Duty To Defend

An Arlington insurance attorney will have someone come into their office and show the attorney lawsuit papers that have been filed against them and then will show a copy of an insurance policy that is suppose to defend against the lawsuit. The problem will be that the insurance company is refusing to honor the policy. This is the situation in a recent 5th Circuit opinion. The style of the case is, Castle Point National Insurance Company v. Everado Chuca Lalo, Jr.
Castle Point National Insurance Co. is obligated to defend a trucking company in connection with an accident because there is no evidence the person injured in the incident was an employee and would therefore fall under its policy’s exclusions, says the 5th Circuit Court of Appeals in New Orleans, in reversing a lower court ruling.
New York-based Castle Point had issued a commercial auto liability policy with a $1 million limit to El Paso, Texas, based B.S. Trucking that covered the period Aug. 29, 2009, to Aug. 29, 2010, according to court papers in Thursday’s ruling.
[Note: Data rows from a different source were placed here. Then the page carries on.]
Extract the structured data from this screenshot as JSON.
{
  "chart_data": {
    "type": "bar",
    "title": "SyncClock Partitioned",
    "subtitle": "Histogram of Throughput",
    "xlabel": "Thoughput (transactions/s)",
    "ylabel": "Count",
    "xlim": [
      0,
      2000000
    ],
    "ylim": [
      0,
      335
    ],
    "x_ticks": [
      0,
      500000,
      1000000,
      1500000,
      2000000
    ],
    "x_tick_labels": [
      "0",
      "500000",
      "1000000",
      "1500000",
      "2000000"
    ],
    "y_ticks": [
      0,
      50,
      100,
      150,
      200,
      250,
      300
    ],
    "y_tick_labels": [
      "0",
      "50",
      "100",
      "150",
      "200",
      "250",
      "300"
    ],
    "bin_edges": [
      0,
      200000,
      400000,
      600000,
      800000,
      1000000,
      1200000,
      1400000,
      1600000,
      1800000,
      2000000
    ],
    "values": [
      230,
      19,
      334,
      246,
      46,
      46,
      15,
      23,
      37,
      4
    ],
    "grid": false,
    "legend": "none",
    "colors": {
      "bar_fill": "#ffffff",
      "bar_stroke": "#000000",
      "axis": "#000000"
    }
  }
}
On Dec. 8, 2009, Mr. Lalo allegedly sustained injuries when a semitractor-trailer leased by B.S. Trucking in which he was a passenger overturned in Seminole, Texas, according to court papers.
Mr. Lalo sued the trucking company and other defendants in state court in Texas in connection with his accident. Castle Point filed suit in U.S. District Court in Lubbock, Texas, seeking a ruling that it had no duty to defend or indemnify the parties in Mr. Lalo’s litigation.
The District Court overturned the lower court’s ruling and held that Castle Rock is required to defend B.S. Trucking and the truck’s driver, Daniel Estrada, in the case.
The District Court “had determined that both Mr. Lalo and Mr. Estrada were employees of B.S. Trucking at the time of the accident, and that policy exclusions relating to work-related injuries negated Castle Point’s duty to defend either of them,” said the ruling.
But, contrary to the District Court’s determinations, Mr. Lalo does not allege he was a B.S. Trucking employee. As a result, he did not fall under the policy’s exclusions related to work-related injuries, said a unanimous three-judge panel of the 5th Circuit, which held also that Mr. Estrada was not excluded from coverage under the policy.
In remanding the case for further proceedings on the defense issue, the ruling said also it was premature at this time to decide whether Castle Point had a duty to indemnify either the firm or Mr. Estrada.